You have to remember GM is making money hand over fist they have cut their new hires from $52 an hour down to $12 an hour from just three years ago. They still own 1/3 of Toyota. They are still the most powerful company in America. Just because they used a shrewd we are going bankrupt strategy with the unions to get from $52 an hour to $12 an hour that does not mean they are really losing money.
They are moving from SUV’s built at a cost of $52 an hour for labor and sell for $30,000 to $50,000 tops to cars selling from $10,800 to $30,000 tops made with $12 an hour labor. Seems like they are going to do just fine.
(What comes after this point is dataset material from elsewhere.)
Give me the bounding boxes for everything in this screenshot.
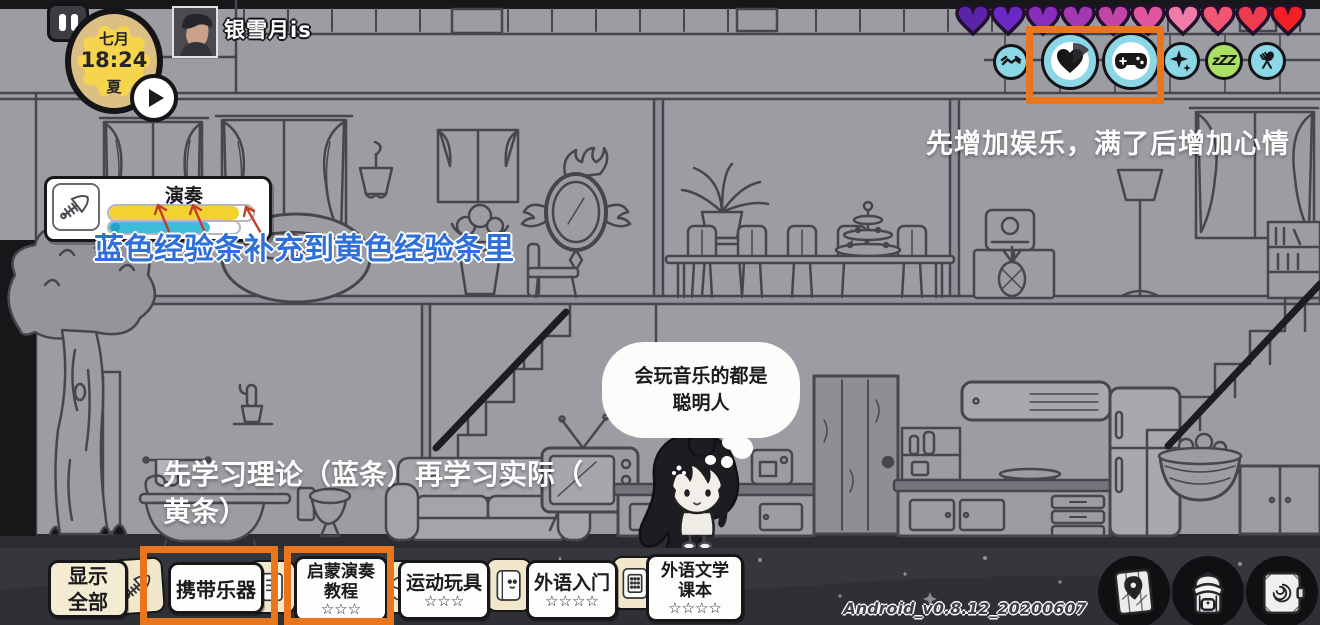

They have just cut out the $20,000 in labor and health care costs they use to have.
Plus if GM has been really losing money why do they have no debt and 32 billion in the bank?
I think it’s a great idea! That way the Dow won’t have that “drag” on it and it can appear everything is rosey again! If you don’t like the numbers, rearrange them until something better happens! I live at the beach, not in a vacuum!
Sure lets replace it with Toyota. Why not? Toyota is a US company, right?
I just passed a Toyota dealership with US flags hanging on all the Camry. I see US soldiers driving Tundras with US flags and Support out troop magnets on the tail gate. It’s too bad that 18,000 US citizens will loose their jobs this year alone from GM due to the market loss. People forget that the designers, engineers, marketers, supply management, accounting, administrators not to mention all the service and parts people all are required to run a manufacturing company. There are relatively few people on the assembly line. Just because your Toyota was built in America does not mean that the whole $30,000 goes into the US economy. Most of it goes right back to Japan to pay all of the Toyota World Headquarter employees salaries…. Those are the people in the US who are loosing their jobs. Frankly the loss of US auto jobs does not come close the number of Import auto jobs created. It is fast approaching a deficit.
I don’t care who you work for or if you own your own company. When 1% of the US work force losses their jobs that comes out of your pocket.
So Support the US troops by strengthening the US economy. First learn economics… then buy the best vehicles for your needs not just the hype.
If you give up on US manufacturing companies you give up on the strength of our economy and ultimately (if you live in the US) your own lively hood.
Absolutely not!, it is short sighted to even raise the question over a problem that every automaker is facing at the moment. GM is America
Oh, of course they should kick GM out of the Dow (said sarcastically). That’s been the philosophy for a long time now, get rid of the stocks in the Dow that are losers, and replace them with stocks that are on their way up. Since everyone watches the Dow as the indicator for how stocks are doing, this cons naive investors all across America (and the world) to believe that stocks in general are doing better than they really are. The Dow itself is a joke: It’s supposed to be the Dow Jones INDUSTRIAL average, a measure of this country’s proficiency at producing hard goods, or at least something tangible (e.g., software or entertainment). How many stocks in the Dow still reflect that? McDonald’s in the Dow, right, that shows America is good at feeding other Americans lots of high-calorie meals. American Express and bank stocks in the Dow show we’re good at shuffling money around (at least used to be, until recently), but certainly doesn’t show that we can actually PRODUCE anything. We, as a nation, are in trouble.








A better question would be, “Why doesn’t the GM Board of Directors get rid of the CEO and his staff?” These people (with the exception of Bob Lutz) are damn lucky they work at GM and not at other companies – Not only would they probably all have been fired already, most of them would never have made it to upper management in the first place.
It would make more sense to replace the senior executives with a bunch of trained monkeys – they could manage GM more effectively (couldn’t do any worse), and it would be much cheaper than the extravagant salaries and benefits paid to GM’s officers.